The servants had gone to bed, or had been given leave to spend the night elsewhere. A small lamp burned feebly in the deserted vestibule, like Faith trying to keep itself alive in a soul that has learned to doubt. The drawing-rooms were in darkness, their wood fires mere cores of red under gray crusts of ashes. Beyond, the green-and-gold boudoir, with a brilliant fire and many lights, gleamed like some transcendent emerald at the end of a tunnel of ebony blackness. She was not there. But the door of the bedroom that was fragrant and pink as the heart of a blush-rose—that stood a little ajar....

Moving with long, swift, eager strides over the velvety carpets, Dunoisse reached the open door of the bedroom. With a heart that throbbed as madly as on the first night that had seen him cross its threshold, he looked in, and saw Henriette.
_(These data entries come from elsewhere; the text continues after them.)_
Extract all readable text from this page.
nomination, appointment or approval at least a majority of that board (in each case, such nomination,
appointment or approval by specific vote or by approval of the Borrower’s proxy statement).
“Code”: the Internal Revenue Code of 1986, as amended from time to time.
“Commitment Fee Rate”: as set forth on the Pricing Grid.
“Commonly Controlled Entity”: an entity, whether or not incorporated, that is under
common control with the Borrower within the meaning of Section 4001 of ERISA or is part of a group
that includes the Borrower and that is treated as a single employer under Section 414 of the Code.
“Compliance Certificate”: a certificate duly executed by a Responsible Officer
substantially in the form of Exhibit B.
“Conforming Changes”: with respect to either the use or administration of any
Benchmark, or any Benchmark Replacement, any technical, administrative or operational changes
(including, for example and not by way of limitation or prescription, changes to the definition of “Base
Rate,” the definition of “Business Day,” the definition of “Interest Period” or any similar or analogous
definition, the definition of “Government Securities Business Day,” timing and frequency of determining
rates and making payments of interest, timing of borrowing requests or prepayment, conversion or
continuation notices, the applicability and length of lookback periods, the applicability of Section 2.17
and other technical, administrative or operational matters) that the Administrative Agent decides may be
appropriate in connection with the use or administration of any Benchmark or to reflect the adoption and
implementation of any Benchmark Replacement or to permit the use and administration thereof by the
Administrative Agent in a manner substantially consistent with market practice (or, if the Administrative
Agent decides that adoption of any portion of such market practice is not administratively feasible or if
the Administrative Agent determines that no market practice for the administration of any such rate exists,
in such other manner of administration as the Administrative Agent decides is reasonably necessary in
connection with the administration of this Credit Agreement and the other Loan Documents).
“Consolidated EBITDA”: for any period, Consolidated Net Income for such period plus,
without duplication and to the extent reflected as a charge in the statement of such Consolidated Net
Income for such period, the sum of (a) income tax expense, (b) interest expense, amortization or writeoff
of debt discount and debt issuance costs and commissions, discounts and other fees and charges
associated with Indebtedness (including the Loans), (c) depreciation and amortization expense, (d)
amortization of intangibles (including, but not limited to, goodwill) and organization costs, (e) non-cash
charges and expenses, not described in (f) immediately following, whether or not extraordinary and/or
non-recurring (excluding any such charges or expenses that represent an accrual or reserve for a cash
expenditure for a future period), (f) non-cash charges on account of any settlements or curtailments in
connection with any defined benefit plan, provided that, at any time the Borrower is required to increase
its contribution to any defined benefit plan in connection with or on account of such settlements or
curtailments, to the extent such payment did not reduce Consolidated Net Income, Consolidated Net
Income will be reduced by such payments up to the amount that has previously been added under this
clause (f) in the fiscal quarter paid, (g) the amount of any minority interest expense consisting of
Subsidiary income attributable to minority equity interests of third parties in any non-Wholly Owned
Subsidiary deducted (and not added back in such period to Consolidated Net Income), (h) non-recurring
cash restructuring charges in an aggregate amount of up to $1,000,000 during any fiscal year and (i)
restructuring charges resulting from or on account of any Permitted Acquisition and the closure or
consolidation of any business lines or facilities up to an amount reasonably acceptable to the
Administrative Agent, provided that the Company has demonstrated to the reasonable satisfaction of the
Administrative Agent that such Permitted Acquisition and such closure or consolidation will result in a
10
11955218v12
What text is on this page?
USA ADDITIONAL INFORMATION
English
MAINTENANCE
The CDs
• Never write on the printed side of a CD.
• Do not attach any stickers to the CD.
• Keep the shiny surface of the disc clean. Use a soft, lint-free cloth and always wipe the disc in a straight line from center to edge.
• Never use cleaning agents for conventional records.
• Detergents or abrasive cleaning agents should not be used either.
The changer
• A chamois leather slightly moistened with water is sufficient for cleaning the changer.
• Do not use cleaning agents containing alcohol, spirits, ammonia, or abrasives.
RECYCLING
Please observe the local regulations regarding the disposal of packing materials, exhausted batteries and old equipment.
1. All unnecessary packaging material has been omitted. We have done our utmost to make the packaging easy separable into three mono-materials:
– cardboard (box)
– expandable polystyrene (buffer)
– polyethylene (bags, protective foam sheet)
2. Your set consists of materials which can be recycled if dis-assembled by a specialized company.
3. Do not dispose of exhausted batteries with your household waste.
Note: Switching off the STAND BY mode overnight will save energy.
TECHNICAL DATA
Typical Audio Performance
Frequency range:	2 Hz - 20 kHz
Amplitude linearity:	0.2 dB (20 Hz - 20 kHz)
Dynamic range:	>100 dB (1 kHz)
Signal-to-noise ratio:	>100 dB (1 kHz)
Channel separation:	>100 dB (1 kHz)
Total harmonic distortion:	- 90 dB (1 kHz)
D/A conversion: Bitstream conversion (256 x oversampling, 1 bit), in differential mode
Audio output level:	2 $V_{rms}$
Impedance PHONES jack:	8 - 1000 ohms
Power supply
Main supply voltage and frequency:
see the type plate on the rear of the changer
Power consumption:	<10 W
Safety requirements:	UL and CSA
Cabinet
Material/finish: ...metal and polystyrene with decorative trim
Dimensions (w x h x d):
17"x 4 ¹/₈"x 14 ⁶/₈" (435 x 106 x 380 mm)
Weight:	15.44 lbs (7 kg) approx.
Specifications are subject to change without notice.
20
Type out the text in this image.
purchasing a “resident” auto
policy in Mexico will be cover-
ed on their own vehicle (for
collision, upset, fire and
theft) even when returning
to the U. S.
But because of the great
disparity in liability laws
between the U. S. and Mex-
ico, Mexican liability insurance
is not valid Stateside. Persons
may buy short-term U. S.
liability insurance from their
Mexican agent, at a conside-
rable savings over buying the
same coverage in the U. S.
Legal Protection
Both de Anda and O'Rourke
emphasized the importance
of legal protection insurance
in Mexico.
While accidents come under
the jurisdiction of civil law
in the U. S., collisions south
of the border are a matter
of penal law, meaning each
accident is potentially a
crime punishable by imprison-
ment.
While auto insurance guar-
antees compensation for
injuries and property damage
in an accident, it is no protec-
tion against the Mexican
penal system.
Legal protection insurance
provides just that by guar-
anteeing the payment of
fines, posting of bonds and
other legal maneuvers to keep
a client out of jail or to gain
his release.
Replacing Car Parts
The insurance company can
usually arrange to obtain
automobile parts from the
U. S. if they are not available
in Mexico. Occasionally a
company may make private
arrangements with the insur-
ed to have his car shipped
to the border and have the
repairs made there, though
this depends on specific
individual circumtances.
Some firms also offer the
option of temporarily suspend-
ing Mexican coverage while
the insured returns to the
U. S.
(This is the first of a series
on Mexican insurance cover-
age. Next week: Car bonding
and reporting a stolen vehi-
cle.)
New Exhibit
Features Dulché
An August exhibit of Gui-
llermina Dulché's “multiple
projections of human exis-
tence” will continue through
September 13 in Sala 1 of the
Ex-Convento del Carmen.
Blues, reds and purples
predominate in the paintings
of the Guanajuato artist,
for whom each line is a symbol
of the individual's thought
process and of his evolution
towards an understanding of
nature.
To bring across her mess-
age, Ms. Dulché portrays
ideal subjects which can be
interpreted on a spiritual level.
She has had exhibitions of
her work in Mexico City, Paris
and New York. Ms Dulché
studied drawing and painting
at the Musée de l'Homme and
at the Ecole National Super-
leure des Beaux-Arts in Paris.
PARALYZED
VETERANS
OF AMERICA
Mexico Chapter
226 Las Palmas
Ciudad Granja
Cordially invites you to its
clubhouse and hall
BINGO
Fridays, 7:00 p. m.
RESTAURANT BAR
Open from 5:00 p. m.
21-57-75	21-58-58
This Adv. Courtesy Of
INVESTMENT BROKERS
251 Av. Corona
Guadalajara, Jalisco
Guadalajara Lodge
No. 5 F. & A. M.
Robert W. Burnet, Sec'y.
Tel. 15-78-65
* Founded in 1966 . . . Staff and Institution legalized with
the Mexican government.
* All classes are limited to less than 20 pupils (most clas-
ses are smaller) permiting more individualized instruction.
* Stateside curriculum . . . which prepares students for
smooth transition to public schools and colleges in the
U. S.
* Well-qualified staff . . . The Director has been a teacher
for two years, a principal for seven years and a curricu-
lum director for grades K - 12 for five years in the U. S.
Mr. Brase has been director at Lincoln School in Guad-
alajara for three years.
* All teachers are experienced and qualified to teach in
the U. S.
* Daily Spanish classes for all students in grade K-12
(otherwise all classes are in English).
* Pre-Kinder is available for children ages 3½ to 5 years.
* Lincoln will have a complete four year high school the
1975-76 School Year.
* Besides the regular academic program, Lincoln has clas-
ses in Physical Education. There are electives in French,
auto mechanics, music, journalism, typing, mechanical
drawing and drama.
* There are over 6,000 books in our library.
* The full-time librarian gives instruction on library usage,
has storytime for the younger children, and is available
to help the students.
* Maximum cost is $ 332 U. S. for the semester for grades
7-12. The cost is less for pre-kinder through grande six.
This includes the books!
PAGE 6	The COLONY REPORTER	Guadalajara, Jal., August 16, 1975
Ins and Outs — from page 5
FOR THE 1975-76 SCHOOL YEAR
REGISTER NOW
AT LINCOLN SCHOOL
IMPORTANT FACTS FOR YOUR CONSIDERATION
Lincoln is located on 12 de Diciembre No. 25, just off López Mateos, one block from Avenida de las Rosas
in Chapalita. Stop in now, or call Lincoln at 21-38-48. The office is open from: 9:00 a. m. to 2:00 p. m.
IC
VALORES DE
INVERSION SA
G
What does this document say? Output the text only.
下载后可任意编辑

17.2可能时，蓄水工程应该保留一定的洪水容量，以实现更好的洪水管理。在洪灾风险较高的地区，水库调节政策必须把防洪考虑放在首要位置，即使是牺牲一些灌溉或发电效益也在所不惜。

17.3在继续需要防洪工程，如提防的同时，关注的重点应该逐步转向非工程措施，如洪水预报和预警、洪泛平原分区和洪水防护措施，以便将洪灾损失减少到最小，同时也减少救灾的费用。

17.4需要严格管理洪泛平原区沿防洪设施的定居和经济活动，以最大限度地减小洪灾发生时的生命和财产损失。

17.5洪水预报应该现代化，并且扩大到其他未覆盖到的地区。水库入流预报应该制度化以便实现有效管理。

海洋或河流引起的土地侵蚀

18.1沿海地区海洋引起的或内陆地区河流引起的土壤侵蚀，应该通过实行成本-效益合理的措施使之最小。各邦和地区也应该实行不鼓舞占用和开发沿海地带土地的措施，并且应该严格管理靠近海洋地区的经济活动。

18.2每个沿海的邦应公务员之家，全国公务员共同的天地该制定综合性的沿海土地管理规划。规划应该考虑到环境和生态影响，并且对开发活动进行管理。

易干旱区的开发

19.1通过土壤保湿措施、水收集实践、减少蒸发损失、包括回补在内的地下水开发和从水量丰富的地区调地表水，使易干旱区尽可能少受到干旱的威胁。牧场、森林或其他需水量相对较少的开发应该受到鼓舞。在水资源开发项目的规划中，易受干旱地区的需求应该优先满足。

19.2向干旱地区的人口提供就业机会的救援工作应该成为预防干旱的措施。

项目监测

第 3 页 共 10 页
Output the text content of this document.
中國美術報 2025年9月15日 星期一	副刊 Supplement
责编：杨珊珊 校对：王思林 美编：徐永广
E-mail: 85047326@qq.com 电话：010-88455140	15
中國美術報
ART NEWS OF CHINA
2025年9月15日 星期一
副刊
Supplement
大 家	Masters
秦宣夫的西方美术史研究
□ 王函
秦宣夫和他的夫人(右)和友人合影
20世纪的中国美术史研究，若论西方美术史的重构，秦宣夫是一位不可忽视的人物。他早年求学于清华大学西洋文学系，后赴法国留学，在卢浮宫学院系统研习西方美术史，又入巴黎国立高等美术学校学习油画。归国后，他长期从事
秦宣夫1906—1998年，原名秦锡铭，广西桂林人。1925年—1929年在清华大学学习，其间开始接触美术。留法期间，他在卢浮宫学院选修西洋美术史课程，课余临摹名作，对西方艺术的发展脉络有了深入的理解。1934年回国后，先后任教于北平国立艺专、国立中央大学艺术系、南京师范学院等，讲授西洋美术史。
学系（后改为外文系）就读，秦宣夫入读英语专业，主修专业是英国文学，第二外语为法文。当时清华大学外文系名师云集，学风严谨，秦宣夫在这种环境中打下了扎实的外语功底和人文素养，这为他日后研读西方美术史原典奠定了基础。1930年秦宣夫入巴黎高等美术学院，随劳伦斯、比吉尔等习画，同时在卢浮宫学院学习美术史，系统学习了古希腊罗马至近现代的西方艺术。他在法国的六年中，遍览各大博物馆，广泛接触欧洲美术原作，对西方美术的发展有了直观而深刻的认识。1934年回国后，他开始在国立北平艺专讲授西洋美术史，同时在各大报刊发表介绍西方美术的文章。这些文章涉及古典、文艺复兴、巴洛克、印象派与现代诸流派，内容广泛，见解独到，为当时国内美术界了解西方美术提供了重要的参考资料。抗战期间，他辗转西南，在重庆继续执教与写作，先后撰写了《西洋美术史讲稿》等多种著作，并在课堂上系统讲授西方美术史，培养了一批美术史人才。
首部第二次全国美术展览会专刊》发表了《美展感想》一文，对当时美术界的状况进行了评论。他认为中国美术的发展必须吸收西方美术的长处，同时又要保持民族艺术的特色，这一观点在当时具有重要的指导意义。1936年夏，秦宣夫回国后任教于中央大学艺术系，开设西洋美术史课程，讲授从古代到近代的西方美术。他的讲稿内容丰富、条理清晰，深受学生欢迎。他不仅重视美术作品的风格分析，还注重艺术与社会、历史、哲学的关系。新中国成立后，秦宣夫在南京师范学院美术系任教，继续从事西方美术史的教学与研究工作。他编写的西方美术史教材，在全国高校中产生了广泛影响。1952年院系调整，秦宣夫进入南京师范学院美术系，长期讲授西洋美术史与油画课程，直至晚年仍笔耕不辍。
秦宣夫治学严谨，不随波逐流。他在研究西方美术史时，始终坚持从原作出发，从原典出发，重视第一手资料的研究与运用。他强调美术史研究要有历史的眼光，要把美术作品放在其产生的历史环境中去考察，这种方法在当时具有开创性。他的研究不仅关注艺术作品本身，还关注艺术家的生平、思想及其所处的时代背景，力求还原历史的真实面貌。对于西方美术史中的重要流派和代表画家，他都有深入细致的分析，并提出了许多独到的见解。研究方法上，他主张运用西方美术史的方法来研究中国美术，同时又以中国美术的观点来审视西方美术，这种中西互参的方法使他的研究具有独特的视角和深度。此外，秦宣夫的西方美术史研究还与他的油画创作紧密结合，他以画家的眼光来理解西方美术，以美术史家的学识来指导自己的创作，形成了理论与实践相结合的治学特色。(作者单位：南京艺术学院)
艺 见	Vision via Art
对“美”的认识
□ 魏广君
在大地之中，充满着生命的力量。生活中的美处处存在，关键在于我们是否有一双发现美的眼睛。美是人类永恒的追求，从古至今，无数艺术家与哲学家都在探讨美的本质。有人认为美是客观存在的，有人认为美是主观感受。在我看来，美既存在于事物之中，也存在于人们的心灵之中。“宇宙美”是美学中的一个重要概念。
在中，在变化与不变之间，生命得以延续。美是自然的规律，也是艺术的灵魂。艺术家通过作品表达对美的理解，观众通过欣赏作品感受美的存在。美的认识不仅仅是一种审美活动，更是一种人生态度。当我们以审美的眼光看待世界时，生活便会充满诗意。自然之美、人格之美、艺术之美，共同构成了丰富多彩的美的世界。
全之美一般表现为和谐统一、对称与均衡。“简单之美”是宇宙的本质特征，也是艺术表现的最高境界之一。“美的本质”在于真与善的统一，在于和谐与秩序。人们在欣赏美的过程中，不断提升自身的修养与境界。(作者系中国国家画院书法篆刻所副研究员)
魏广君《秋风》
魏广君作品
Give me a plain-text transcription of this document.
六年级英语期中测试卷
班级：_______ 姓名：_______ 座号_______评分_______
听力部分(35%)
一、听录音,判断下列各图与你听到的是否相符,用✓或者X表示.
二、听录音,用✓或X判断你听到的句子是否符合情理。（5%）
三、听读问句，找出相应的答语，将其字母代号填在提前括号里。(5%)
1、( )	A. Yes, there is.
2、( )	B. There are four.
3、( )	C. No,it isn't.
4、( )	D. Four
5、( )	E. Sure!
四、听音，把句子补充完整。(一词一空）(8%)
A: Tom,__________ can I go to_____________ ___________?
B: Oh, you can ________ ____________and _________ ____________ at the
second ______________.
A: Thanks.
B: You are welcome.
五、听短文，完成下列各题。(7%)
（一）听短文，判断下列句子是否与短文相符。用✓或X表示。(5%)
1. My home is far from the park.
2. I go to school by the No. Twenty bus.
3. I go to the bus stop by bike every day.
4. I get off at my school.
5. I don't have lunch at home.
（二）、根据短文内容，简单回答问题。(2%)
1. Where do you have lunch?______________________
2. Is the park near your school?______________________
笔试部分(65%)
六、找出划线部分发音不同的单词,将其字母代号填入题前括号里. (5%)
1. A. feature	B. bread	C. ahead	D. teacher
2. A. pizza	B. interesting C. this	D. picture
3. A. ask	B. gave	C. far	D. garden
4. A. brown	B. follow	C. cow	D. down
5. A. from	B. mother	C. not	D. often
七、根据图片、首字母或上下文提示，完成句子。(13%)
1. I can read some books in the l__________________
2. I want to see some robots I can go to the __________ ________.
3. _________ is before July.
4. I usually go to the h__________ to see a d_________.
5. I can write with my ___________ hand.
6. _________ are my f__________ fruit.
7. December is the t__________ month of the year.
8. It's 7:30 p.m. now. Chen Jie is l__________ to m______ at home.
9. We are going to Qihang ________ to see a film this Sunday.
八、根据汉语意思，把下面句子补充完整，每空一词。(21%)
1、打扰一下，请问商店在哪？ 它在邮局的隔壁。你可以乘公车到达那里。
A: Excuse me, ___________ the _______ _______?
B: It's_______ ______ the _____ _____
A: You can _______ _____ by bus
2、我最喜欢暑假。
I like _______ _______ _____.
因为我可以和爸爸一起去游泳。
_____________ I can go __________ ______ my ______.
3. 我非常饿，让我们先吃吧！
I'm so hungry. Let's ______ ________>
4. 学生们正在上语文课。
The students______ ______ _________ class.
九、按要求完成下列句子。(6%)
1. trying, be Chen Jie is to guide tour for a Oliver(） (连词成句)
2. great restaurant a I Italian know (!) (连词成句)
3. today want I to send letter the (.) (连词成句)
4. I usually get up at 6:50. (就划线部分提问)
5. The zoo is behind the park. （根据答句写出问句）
In sharpest contrast with the brilliancy of the green-and-gold boudoir, the rose-colored bedroom, save for the blazing wood-billets that dispensed a dancing light and a delicious warmth, was all in shadow. At an angle, facing towards the fire, stood a low, broad ebony couch without a back or foot-piece, covered in rose-color matching the shade of the draperies of the windows, the walls, and the tent that in the graceful fashion of the era, sheltered the bed. And Henriette lay—in beauty revealed rather than covered by a thin diaphanous robe of lawn and lace—outstretched upon the couch beside the fire, her shoulders raised upon its rose-colored cushions, her lovely head thrown back and drooping as in the chaste abandonment of sleep, toward the shoulder whose curving whiteness shone pearly between the tresses of night-black hair that streamed across it and downwards; partly veiling the white arm, and the delicate hand that rested, palm upwards, on the leopard-skin that was spread before the hearth.